2. Effect on protein and fat metabolism – It reduces protein store in all body cells and also decreases the rate of protein synthesis. They also stimulate the formation of fat droplets from fat.
3. Effect on lymph and blood – They cause decrease in number of acidophils and lymphocytes thereby reducing the antibody formation.

3. Sex corticoids

• • They stimulate the development of external sex characters in males.
  • Example – Androsterone or Adrenal androgen.

 

Hormones of Adrenal Medulla

• It secretes catecholamines or emergency hormones.
• Example – Adrenaline (Epinephrine) , nor-adrenaline (nor-epinephrine)
• Both hormone controls all those activities that are under autonomic control and are influenced by sympathetic nerve fibres.
• In general adrenal medulla and sympathetic nervous system function as closely integrated system called Sympathetico-adrenal system.
• Adrenaline also known as emergency hormone – Adrenaline controls the contraction of involuntary muscles including the musclesof heart and arteries. During emergencoes such as emotional stress, fear, fight, excitement, shock and anger , adrenaline is secreted in great amounts. It increases blood flow, causes faster heartbeat to pump more blood providing more oxygen to the tissues which is generally used during increased metabolism of glucose, providing energy and heat production. It also raises body hair, dilates the pupil of eye, increases muscular powers, increases breathing rate, thus it prepares the body for fight or flight reactions.

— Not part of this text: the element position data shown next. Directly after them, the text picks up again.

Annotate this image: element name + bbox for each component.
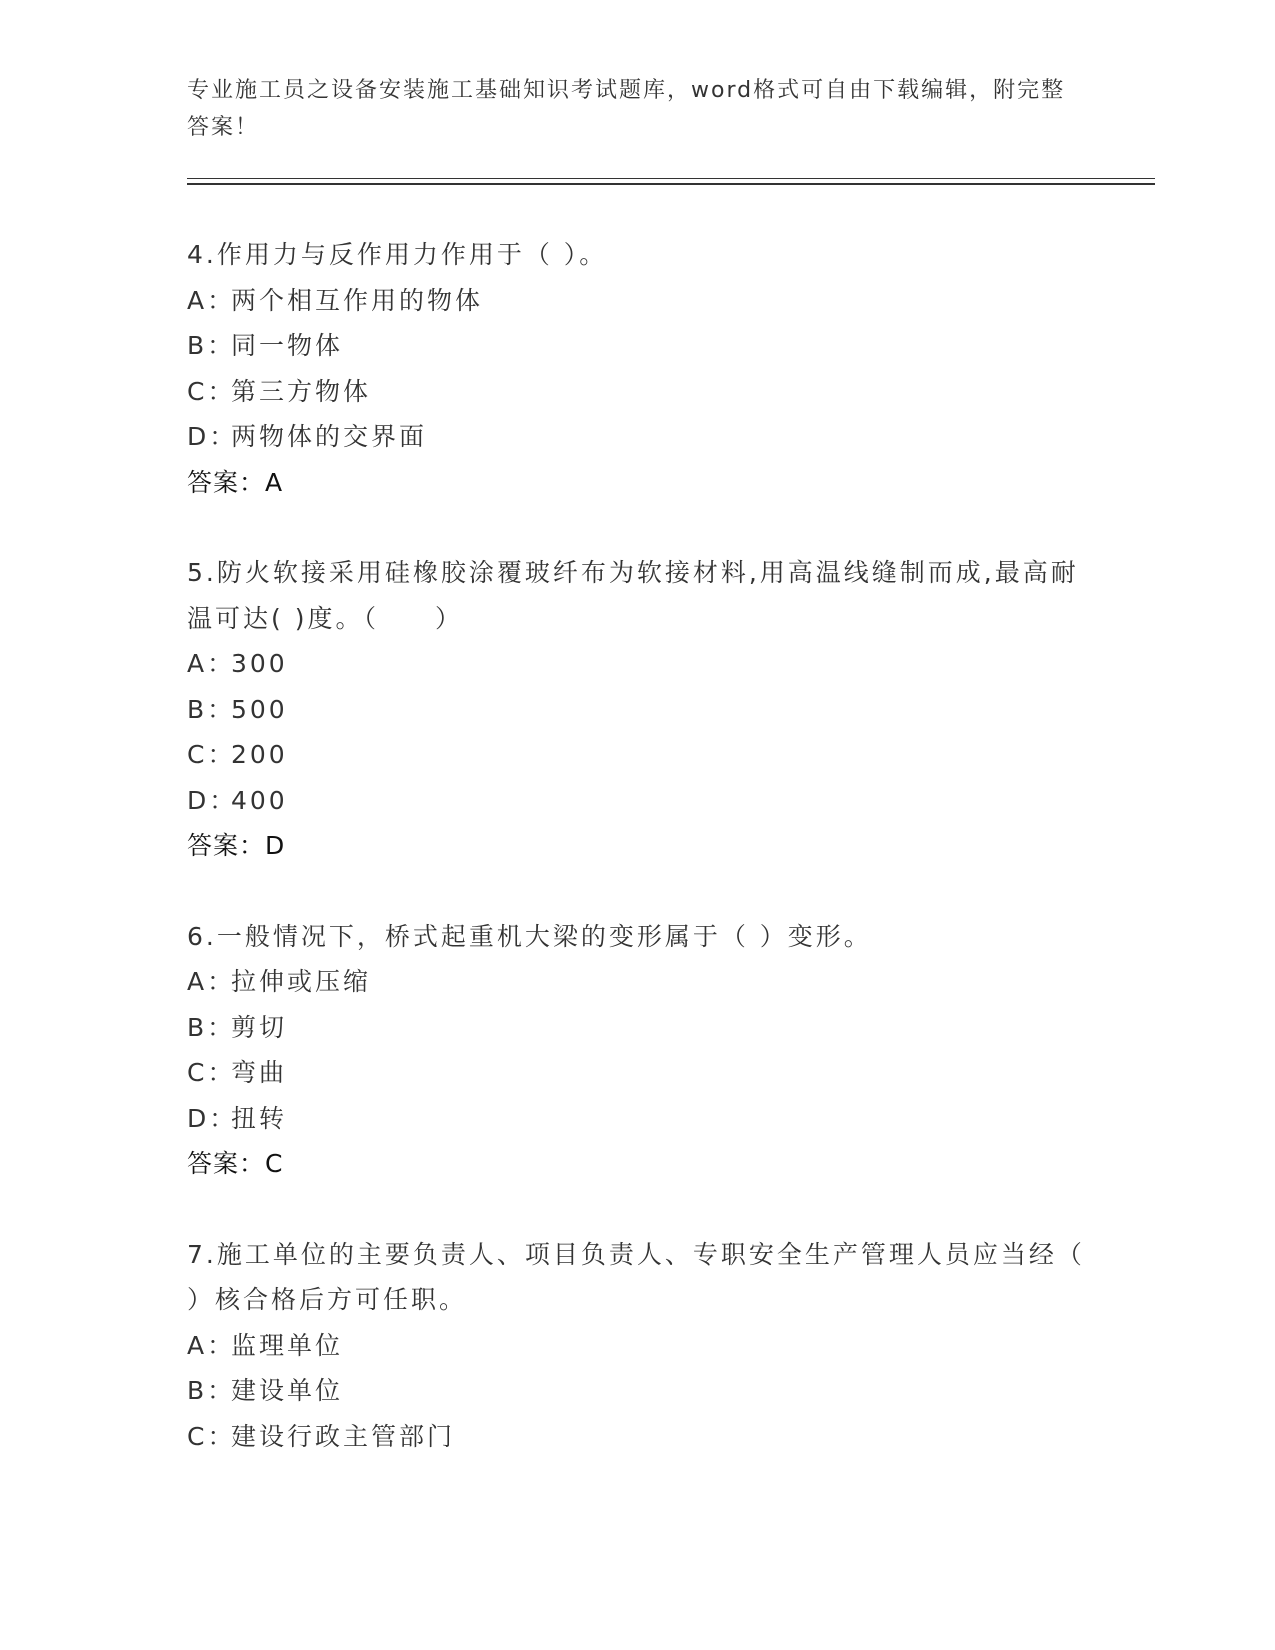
option-letter: B： (187, 694, 236, 724)
option-c (187, 1050, 1087, 1096)
option-text: 400 (231, 785, 288, 815)
option-b (187, 323, 1087, 369)
option-letter: C： (187, 376, 236, 406)
option-text: 两个相互作用的物体 (231, 285, 484, 315)
option-b (187, 1368, 1087, 1414)
question-stem: 7.施工单位的主要负责人、项目负责人、专职安全生产管理人员应当经（ ）核合格后方可任职。 (187, 1239, 1085, 1314)
option-letter: D： (187, 785, 238, 815)
option-letter: C： (187, 1421, 236, 1451)
option-letter: A： (187, 1330, 236, 1360)
option-text: 建设单位 (231, 1376, 344, 1405)
option-text: 200 (231, 740, 288, 769)
question-5 (187, 550, 1087, 869)
question-7 (187, 1232, 1087, 1460)
option-letter: C： (187, 1058, 236, 1087)
option-letter: D： (187, 1103, 238, 1133)
option-a (187, 278, 1087, 324)
question-4 (187, 232, 1087, 505)
option-letter: B： (187, 1376, 236, 1405)
option-text: 同一物体 (231, 331, 344, 360)
option-b (187, 687, 1087, 733)
answer-line: 答案：D (187, 831, 286, 860)
option-b (187, 1005, 1087, 1051)
option-text: 建设行政主管部门 (231, 1421, 456, 1451)
option-text: 两物体的交界面 (231, 422, 428, 451)
answer-line: 答案：C (187, 1149, 284, 1178)
option-letter: A： (187, 285, 236, 315)
question-stem: 6.一般情况下，桥式起重机大梁的变形属于（ ）变形。 (187, 921, 872, 951)
option-letter: A： (187, 967, 236, 996)
option-d (187, 414, 1087, 460)
option-letter: C： (187, 740, 236, 769)
option-c (187, 1414, 1087, 1460)
option-text: 扭转 (231, 1103, 288, 1133)
document-header: 专业施工员之设备安装施工基础知识考试题库，word格式可自由下载编辑，附完整答案！ (187, 78, 1066, 140)
option-text: 拉伸或压缩 (231, 967, 372, 996)
option-letter: B： (187, 331, 236, 360)
option-letter: B： (187, 1012, 236, 1042)
option-text: 监理单位 (231, 1330, 344, 1360)
option-d (187, 1096, 1087, 1142)
header-divider-bottom (187, 183, 1155, 185)
option-text: 弯曲 (231, 1058, 288, 1087)
question-stem: 5.防火软接采用硅橡胶涂覆玻纤布为软接材料,用高温线缝制而成,最高耐温可达( )度。（ ） (187, 558, 1079, 633)
option-d (187, 778, 1087, 824)
header-divider-top (187, 178, 1155, 179)
option-c (187, 369, 1087, 415)
option-a (187, 641, 1087, 687)
question-stem: 4.作用力与反作用力作用于（ ）。 (187, 240, 608, 269)
option-text: 第三方物体 (231, 376, 372, 406)
option-a (187, 959, 1087, 1005)
question-list (187, 232, 1087, 1504)
answer-line: 答案：A (187, 467, 284, 497)
option-letter: A： (187, 649, 236, 678)
option-a (187, 1323, 1087, 1369)
option-text: 300 (231, 649, 288, 678)
option-text: 剪切 (231, 1012, 288, 1042)
question-6 (187, 914, 1087, 1187)
option-letter: D： (187, 422, 238, 451)
option-c (187, 732, 1087, 778)
option-text: 500 (231, 694, 288, 724)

*Gland of emergency – Adrenal gland:- Adrenal gland is also known as gland of 4 ‘S’s as it controls four functions which start with ‘S’. These functions are :

• Sugar metabolism
• Salt concentration to be kept constant
• Stress and strain controlled by epinephrine
• Sex corticoids control sexual activities

 

[D] PANCREAS

• • Pancreas is a heterocrine or myxocrine gland as it contains two types of secretory structures ,i.e. :
    1. Islets of Langerhans which secrete hormones transported by the way of blood (Endocrine function)
    2. Acini that secrete pancreatic juice that is transported by the way of ducts (Exocrine function)
  • Position – Located just below the stomach in the loop of duodenum of small intestine. It is a flattened, almost triangular structure.

Islets of Langerhans

• Endocrine part that is present in the connective tissue of the pancreas.
• Three types of cells are differentiated in the Islets of Langerhans .They are -:
  1. Alpha cells
     • These cells secrete hormone Glucagon.
     • Glucagon converts glycogen to glucose (Glycogenolysis) whenever glucose level of the blood decreases.
     • Low glucose level in the blood, exercise and protein rich diet stimulate its formation.
  2. Beta cells
     • These cells secrete hormone Insulin that converts glucose to glycogen (Glycogenesis)
     • It helps to maintain the blood glucose level constant.
  3. Delta cells
     • These secrete hormone Somatostatin which is a Growth Hormone-Inhibiting Hormone (GH-IH).
     • It inhibits the secretion of both glucagon and insulin.

 

[E] Parathyroid gland

• These are four in number present on the ventral surface of the thyroid gland.
• It secretes hormone known as parathyroid hormone (PTH).
• PTH controls calcium and phosphate balance in the body.
• Hyposecretion of PTH causes tetany.
• Hypersecretion of PTH causes Osteltis fibrosa cystica.

[F] Thymus gland

• It is well developed in children whereas it degenerates in old age.
• It produces hormone thymosin concerned with immunity.